Notice the following:

  • The argument to the LOC function is an expression that resolves to a vector of 0s and 1s. (Some languages call this a logical vector.) In practice, the argument to the LOC function is almost always an expression.
  • The result of the LOC function is always a row vector. The number of columns is the number of elements of x that satisfy the given criterion.
  • The LOC function returns indices of x, not values of x. To obtain the values, use x[k]. (Indices and subscripts are related; for vectors, they are the same.)

How Many Elements Satisfy the Criterion?

You can exploit the fact that the LOC function outputs a row vector. To count the number of elements that satisfy the criterion, simply use the NCOL function, as follows:

n = ncol(k); /** how many? **/
print n;

n

4

What If No Elements Satisfy the Criterion?

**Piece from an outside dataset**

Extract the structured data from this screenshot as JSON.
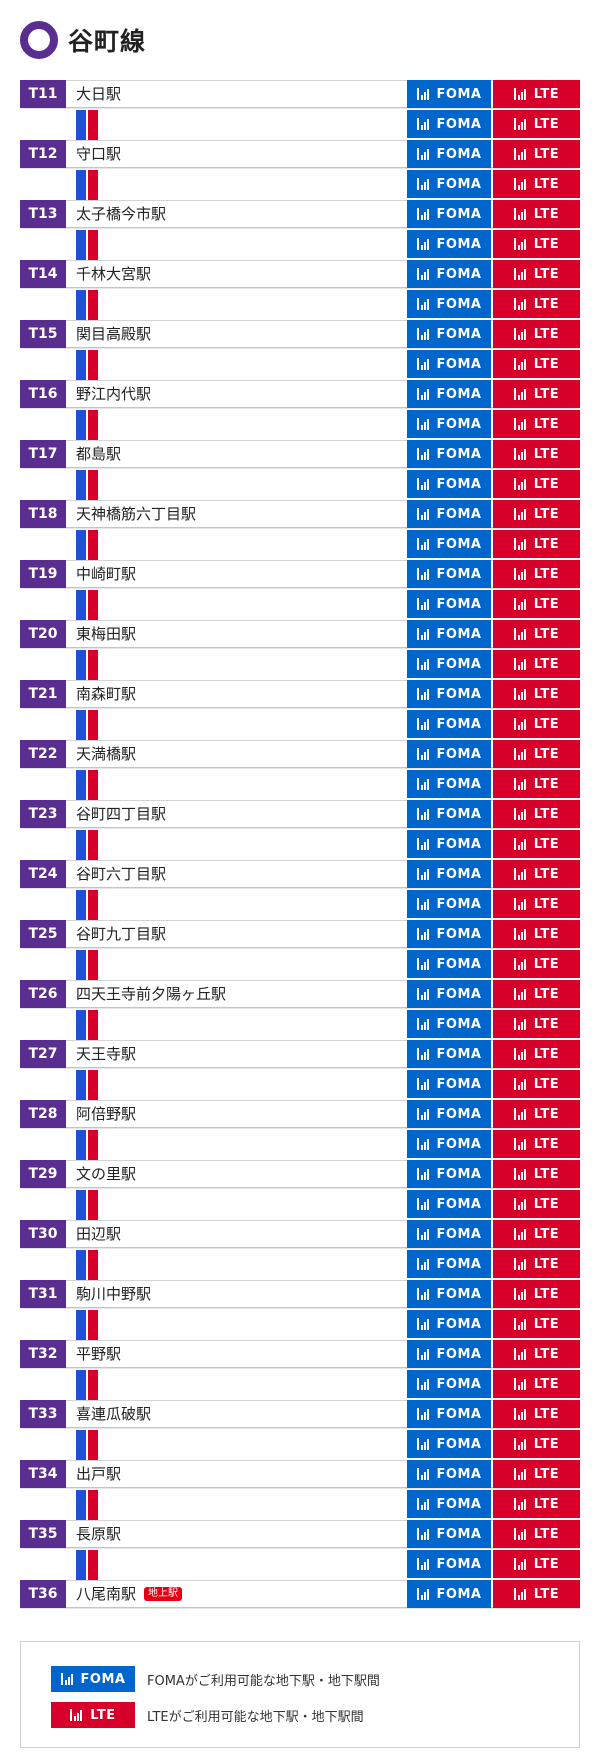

The expression ncol(idx) always tells you the number of elements that satisfy the criterion, even when no elements satisfy the criterion. The following statement asks for the elements larger than 100 and handles the possible results:

j = loc( x>100 );
if ncol(j) > 0 then do;
   print "At least one element found";
   /** handle this case **/
end;
else do;
   print "No elements found";
   /** handle alternate case **/
end;

In the preceding example, x does not contain any elements that are greater than 100. Therefore the matrix j is an empty matrix, which means that j has zero rows and zero columns. It is a good programming practice to check the results of the LOC function to see if any elements satisfied the criterion. For more details, see Chapter 3 of Statistical Programming with SAS/IML Software.

Using the LOC Function to Subset a Vector

The LOC function finds the indices of elements that satisfy some criterion. These indices can be used to subset the data. For example, the following statements read information about vehicles in the SasHelp.Cars data set. The READ statement creates a vector that contains the make of each vehicle ("Acura," "Audi," "BMW,"...) and creates a second vector that contains the engine size (in liters) for each vehicle. The LOC function is used to find the indices for the vehicles made by Acura. These indices are then used to subset the EngineSize vector in order to produce a vector, s, that contains only the engine volumes for the Acura vehicles:

use sashelp.cars; 
read all var {Make EngineSize};
close sashelp.cars; 

/** find observations that 
    satisfy a criterion **/
idx = loc( Make="Acura" );
s = EngineSize[idx];
print s[label="EngineSize (Acura)"];

EngineSize (Acura)

3.5

2

2.4

3.2

3.5

3.5

3.2

LOC = Efficient SAS Programming

I have called the LOC function the most useful function that most DATA step programmers have never heard of. Despite its relative obscurity, it is essential that SAS/IML programmers master the LOC function. By using the LOC function, you can write efficient vectorized programs, rather than inefficient programs that loop over data.